Une pensée pour Barcelone. Mais après la compassion il est temps de s’interroger : Dans sa lutte contre le terrorisme, l’Occident mène la guerre contre l’un tout en serrant la main de l’autre. Mécanique du déni, et de son prix. On veut sauver la fameuse alliance stratégique avec l’Arabie saoudite tout en oubliant que ce royaume repose sur une autre alliance, avec un clergé religieux qui produit, rend légitime, répand, prêche et défend le wahhabisme, islamisme ultra-puritain dont se nourrit Daesh.

Le wahhabisme, radicalisme messianique né au XVIIIe siècle, a l’idée de restaurer un califat fantasmé autour d’un désert, un livre sacré et deux lieux saints, la Mecque et Médine.
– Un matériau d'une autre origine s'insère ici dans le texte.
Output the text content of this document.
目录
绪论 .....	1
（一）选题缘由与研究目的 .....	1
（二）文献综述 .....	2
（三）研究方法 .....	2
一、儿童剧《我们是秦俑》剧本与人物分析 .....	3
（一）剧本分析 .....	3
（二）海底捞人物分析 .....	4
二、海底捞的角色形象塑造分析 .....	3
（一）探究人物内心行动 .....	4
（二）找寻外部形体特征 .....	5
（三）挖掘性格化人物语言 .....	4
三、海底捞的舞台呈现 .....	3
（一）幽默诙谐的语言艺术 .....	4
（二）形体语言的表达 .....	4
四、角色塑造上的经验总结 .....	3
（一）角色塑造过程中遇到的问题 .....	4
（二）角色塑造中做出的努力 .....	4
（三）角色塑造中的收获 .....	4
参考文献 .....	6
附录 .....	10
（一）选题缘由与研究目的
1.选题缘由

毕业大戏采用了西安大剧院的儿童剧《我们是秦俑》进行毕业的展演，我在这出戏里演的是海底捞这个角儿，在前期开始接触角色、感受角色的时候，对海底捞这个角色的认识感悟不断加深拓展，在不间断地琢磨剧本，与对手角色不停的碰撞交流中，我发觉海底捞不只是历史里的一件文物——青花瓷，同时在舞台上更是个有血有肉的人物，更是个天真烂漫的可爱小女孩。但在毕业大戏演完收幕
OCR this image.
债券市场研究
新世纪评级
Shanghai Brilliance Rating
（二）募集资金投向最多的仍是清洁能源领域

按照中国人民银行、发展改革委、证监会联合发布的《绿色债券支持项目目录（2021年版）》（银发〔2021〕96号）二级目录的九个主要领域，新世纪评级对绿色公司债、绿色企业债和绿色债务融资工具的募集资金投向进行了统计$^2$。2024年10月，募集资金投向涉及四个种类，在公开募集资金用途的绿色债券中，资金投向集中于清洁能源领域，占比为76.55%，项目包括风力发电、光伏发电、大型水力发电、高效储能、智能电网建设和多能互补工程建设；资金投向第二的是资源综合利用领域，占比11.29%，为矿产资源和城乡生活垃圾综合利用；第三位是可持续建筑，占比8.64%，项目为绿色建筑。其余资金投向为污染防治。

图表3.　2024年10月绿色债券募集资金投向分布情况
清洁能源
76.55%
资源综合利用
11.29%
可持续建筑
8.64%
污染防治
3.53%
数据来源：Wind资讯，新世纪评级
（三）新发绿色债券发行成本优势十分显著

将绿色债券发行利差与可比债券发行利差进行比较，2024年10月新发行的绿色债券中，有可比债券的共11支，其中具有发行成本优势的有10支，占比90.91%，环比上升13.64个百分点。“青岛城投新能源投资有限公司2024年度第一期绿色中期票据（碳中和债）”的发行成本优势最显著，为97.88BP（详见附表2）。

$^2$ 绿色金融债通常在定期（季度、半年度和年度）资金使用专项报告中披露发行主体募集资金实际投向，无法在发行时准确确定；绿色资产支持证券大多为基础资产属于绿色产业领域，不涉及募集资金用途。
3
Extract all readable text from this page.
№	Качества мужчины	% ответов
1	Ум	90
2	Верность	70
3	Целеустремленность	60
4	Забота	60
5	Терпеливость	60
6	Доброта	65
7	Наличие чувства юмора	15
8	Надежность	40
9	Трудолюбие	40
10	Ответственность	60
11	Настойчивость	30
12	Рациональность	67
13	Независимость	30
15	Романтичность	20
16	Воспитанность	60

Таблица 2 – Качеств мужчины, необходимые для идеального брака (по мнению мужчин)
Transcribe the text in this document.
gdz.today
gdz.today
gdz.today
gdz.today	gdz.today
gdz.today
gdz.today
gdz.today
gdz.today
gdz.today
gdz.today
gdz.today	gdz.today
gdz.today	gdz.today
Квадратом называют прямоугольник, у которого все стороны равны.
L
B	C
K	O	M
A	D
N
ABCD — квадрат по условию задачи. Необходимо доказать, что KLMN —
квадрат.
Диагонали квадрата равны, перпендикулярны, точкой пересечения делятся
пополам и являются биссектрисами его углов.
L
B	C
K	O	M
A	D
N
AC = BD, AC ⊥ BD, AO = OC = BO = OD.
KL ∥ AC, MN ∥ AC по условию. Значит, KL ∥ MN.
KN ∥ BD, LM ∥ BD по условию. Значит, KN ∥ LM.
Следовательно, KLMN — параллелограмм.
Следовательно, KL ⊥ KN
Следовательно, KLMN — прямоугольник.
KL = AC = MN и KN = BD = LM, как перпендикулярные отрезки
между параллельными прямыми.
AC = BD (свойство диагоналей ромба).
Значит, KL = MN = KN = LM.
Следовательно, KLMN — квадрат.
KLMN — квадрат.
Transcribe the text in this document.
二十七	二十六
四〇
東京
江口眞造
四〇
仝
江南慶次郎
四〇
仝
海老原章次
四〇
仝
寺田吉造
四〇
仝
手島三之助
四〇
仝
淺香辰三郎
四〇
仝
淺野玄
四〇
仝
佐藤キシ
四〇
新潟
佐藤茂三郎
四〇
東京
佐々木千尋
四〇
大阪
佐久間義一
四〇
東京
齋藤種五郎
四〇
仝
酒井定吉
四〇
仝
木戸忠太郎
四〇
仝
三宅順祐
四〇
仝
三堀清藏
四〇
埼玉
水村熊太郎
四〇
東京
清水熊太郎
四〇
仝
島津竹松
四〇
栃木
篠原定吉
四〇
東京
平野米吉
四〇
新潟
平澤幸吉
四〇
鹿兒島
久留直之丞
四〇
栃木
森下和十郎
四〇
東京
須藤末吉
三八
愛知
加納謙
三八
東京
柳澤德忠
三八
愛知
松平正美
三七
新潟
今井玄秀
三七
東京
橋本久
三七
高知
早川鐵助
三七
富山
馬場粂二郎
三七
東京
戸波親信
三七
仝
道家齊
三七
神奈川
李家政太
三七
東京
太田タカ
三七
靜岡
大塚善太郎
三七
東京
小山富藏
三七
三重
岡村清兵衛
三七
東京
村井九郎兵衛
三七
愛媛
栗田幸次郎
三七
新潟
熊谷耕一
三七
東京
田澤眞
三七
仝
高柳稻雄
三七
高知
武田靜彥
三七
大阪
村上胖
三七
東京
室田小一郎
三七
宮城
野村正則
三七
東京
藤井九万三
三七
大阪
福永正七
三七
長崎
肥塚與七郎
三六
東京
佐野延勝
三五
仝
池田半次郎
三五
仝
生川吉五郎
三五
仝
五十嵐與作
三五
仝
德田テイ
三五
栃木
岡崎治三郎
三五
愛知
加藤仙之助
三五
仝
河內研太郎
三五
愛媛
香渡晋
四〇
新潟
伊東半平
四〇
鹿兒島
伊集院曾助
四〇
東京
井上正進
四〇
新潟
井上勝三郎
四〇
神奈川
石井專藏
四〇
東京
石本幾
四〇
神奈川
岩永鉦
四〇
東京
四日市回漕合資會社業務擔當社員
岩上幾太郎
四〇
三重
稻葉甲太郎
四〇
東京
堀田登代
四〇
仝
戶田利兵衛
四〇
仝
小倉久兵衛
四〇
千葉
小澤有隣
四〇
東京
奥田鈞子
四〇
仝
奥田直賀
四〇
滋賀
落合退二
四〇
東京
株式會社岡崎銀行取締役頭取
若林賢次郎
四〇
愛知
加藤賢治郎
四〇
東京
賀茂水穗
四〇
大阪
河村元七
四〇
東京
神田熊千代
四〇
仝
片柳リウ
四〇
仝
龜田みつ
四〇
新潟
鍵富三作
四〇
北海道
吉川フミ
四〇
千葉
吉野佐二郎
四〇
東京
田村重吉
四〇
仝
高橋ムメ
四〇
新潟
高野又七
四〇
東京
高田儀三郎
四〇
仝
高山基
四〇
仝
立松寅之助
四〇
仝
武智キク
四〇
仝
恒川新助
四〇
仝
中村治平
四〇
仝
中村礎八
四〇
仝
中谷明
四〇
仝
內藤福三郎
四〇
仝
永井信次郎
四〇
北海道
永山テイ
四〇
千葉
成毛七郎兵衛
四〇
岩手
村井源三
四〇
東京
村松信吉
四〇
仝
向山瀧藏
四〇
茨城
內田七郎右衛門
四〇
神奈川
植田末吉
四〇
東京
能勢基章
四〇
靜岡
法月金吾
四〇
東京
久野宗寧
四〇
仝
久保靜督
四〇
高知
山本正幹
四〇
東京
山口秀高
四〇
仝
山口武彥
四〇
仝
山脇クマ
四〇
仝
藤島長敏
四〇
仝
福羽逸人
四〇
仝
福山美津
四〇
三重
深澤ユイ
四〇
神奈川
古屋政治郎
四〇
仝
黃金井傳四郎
C’est un puritanisme né dans le massacre et le sang, qui se traduit aujourd’hui par un lien surréaliste à la femme, une interdiction pour les non-musulmans d’entrer dans le territoire sacré, une loi religieuse rigoriste, et puis aussi un rapport maladif à l’image et à la représentation et donc l’art, ainsi que le corps, la nudité et la liberté. L’Arabie saoudite est un Daesh qui a réussi.

Le déni de l’Occident face à ce pays est frappant : on salue cette théocratie comme un allié et on fait mine de ne pas voir qu’elle est le principal mécène idéologique de la culture islamiste. Les nouvelles générations extrémistes du monde dit « arabe » ne sont pas nées djihadistes. Elles ont été biberonnées par la Fatwa Valley, espèce de Vatican islamiste avec une vaste industrie produisant théologiens, lois religieuses, livres et politiques éditoriales et médiatiques agressives.

Vifs remerciements à Omar Louzi, directeur du site Amazigh24, et à Kamel Daoud, qui ont volontiers autorisé la diffusion de cet article sur « C’est pour dire ».

Amazigh24.ma dont le siège est à Rabat se présente comme un site d’information généraliste, concernant le monde amazigh (relatif au peuple berbère et à sa langue) : Maroc, Algérie, Tunisie, Egypte, Libye, Niger, Mali, Iles Canaries, Mauritanie, … et la diaspora amazigh en Amérique du Nord et en Europe… Un site participatif, indépendant, qui donne la parole à tous les Amazighs dans le monde… quels que soient leurs domaines d’activité : affaires, politique, culture. Le site se veut progressiste, humaniste, ouvert et tolérant.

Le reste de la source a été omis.